I used the google_drive gem, which is a simplified wrapper around the full Google API gem. I was able to upload eicar.com, but I was not able to download it again (Google::Apis::ClientError: Invalid request). However, google drive treated it as if I had uploaded raw malware - when I attempted to download if using chrome, I got a message saying it violated their terms of service. I could not make google drive recognise eicar in a .zip file no matter how I uploaded or downloaded it. I think this is a limitation of eicar, but need to do some additional research before I can say for certain.

I have just manually tried the POC_phpinfo-metadata.jpg from here and Drive seems to reliably detect it. It allowed me to create a shared URL, but then showed me the ToS violation message when I tried to use the link in incognito mode. When I tried to download the file from Drive, directly, it gave me a virus warning. I believe this file will work for progressing my testing with the drive API.
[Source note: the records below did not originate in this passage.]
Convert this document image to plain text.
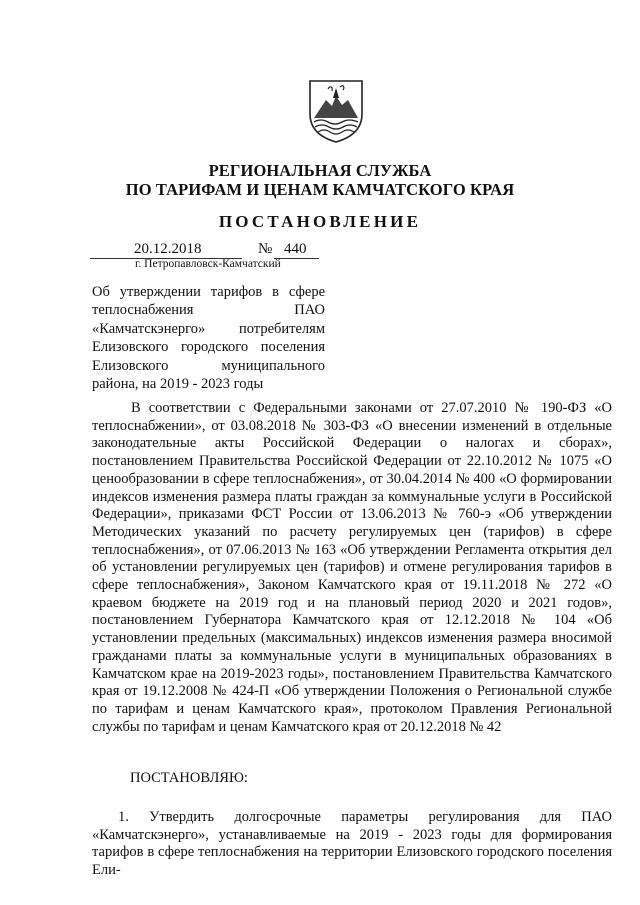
РЕГИОНАЛЬНАЯ СЛУЖБА
ПО ТАРИФАМ И ЦЕНАМ КАМЧАТСКОГО КРАЯ
ПОСТАНОВЛЕНИЕ
20.12.2018	№ 440
г. Петропавловск-Камчатский
Об утверждении тарифов в сфере теплоснабжения ПАО «Камчатскэнерго» потребителям Елизовского городского поселения Елизовского муниципального района, на 2019 - 2023 годы

В соответствии с Федеральными законами от 27.07.2010 № 190-ФЗ «О теплоснабжении», от 03.08.2018 № 303-ФЗ «О внесении изменений в отдельные законодательные акты Российской Федерации о налогах и сборах», постановлением Правительства Российской Федерации от 22.10.2012 № 1075 «О ценообразовании в сфере теплоснабжения», от 30.04.2014 № 400 «О формировании индексов изменения размера платы граждан за коммунальные услуги в Российской Федерации», приказами ФСТ России от 13.06.2013 № 760-э «Об утверждении Методических указаний по расчету регулируемых цен (тарифов) в сфере теплоснабжения», от 07.06.2013 № 163 «Об утверждении Регламента открытия дел об установлении регулируемых цен (тарифов) и отмене регулирования тарифов в сфере теплоснабжения», Законом Камчатского края от 19.11.2018 № 272 «О краевом бюджете на 2019 год и на плановый период 2020 и 2021 годов», постановлением Губернатора Камчатского края от 12.12.2018 № 104 «Об установлении предельных (максимальных) индексов изменения размера вносимой гражданами платы за коммунальные услуги в муниципальных образованиях в Камчатском крае на 2019-2023 годы», постановлением Правительства Камчатского края от 19.12.2008 № 424-П «Об утверждении Положения о Региональной службе по тарифам и ценам Камчатского края», протоколом Правления Региональной службы по тарифам и ценам Камчатского края от 20.12.2018 № 42

ПОСТАНОВЛЯЮ:

1. Утвердить долгосрочные параметры регулирования для ПАО «Камчатскэнерго», устанавливаемые на 2019 - 2023 годы для формирования тарифов в сфере теплоснабжения на территории Елизовского городского поселения Ели-
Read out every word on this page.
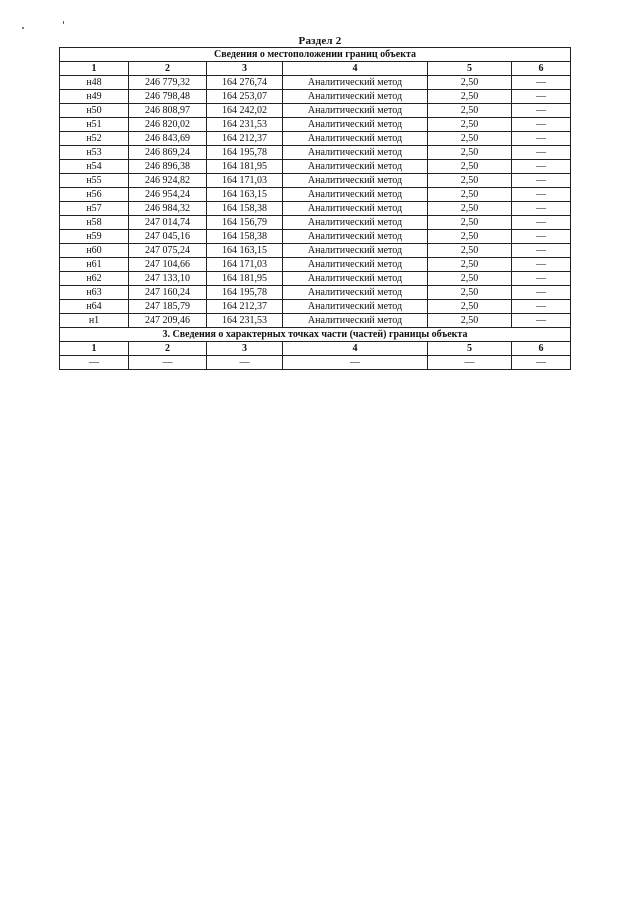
Раздел 2
Сведения о местоположении границ объекта					
1	2	3	4	5	6
н48	246 779,32	164 276,74	Аналитический метод	2,50	—
н49	246 798,48	164 253,07	Аналитический метод	2,50	—
н50	246 808,97	164 242,02	Аналитический метод	2,50	—
н51	246 820,02	164 231,53	Аналитический метод	2,50	—
н52	246 843,69	164 212,37	Аналитический метод	2,50	—
н53	246 869,24	164 195,78	Аналитический метод	2,50	—
н54	246 896,38	164 181,95	Аналитический метод	2,50	—
н55	246 924,82	164 171,03	Аналитический метод	2,50	—
н56	246 954,24	164 163,15	Аналитический метод	2,50	—
н57	246 984,32	164 158,38	Аналитический метод	2,50	—
н58	247 014,74	164 156,79	Аналитический метод	2,50	—
н59	247 045,16	164 158,38	Аналитический метод	2,50	—
н60	247 075,24	164 163,15	Аналитический метод	2,50	—
н61	247 104,66	164 171,03	Аналитический метод	2,50	—
н62	247 133,10	164 181,95	Аналитический метод	2,50	—
н63	247 160,24	164 195,78	Аналитический метод	2,50	—
н64	247 185,79	164 212,37	Аналитический метод	2,50	—
н1	247 209,46	164 231,53	Аналитический метод	2,50	—
3. Сведения о характерных точках части (частей) границы объекта					
1	2	3	4	5	6
—	—	—	—	—	—
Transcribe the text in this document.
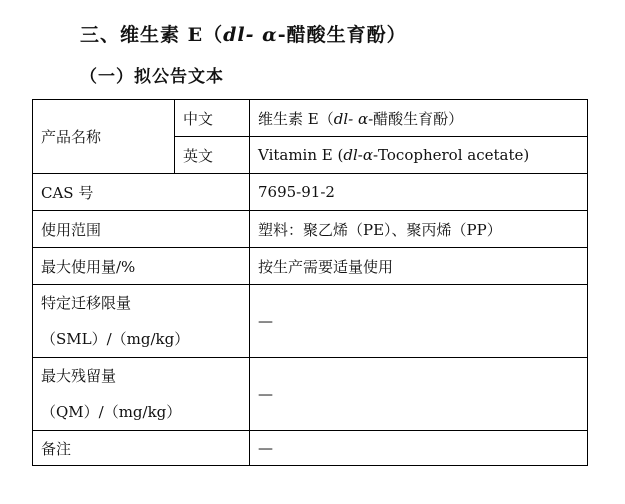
三、维生素 E（dl- α-醋酸生育酚）
（一）拟公告文本
产品名称	中文	维生素 E（dl- α-醋酸生育酚）
	英文	Vitamin E (dl-α-Tocopherol acetate)
CAS 号		7695-91-2
使用范围		塑料：聚乙烯（PE）、聚丙烯（PP）
最大使用量/%		按生产需要适量使用

特定迁移限量
（SML）/（mg/kg）		—

最大残留量
（QM）/（mg/kg）		—
备注		—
The quick and simple way to check for viruses

We can use the existing google_drive gem to manage the uploads and set the ACLs:

  1. Ensure the Google Drive API is enabled in the GCP dashboard: https://console.cloud.google.com/apis/dashboard?project=drivevirustesting
  2. Create a service account to access Google Drive for these uploads
  3. Generate a service account key for each environment you want to use the uploader in (dev, staging, prod and so on)
  4. Associate the key with your environment according to your existing protocol for doing so.
  5. Upload the required files, set them for public read and collect their IDs (see outline example, below).
  6. Try to directly download[1] the file using a GET request (again, shown in example).
  7. If you get a 404, it most likely means the file has a virus.
  8. You can test this yourself using the POC_phpinfo-metadata.jpg infected image mentioned above.

Outline code example

This isn't meant to be copied into the production codebase. It should only serve as an approximate example of how you might do it:

session = GoogleDrive::Session.from_service_account_key('serviceAccount.json')
session.upload_from_file("tmp/POC_phpinfo-metadata.jpg", "POC_phpinfo-metadata.jpg", convert: false)
file = session.file_by_title("POC_phpinfo-metadata.jpg")
# This makes the file public
file.acl.push({type: "anyone", role: "reader"})
# You can get a shareable link that will open a preview and download page like this:
file.human_url

# If you now attempt to GET a direct download URL[1] like https://drive.google.com/uc?export=download&id=<file.id>, it
# will return a 404 if the file is infected. So, if you called: 

curl -I https://drive.google.com/uc?export=download&id=<file.id>

# You'd see the response code is 404.  An uninfected file called with this URL will generate a 302 (there's probably a
more up-to-date version of the download URL available but this one was sufficient).

[1] By direct download URL I mean a URL that points directly to the file in Google Drive. It is distinct from the URL you get from file.human_url in that that link opens a preview page. Download is only one of the options on the preview page and Drive does not scan for viruses until you attempt to download.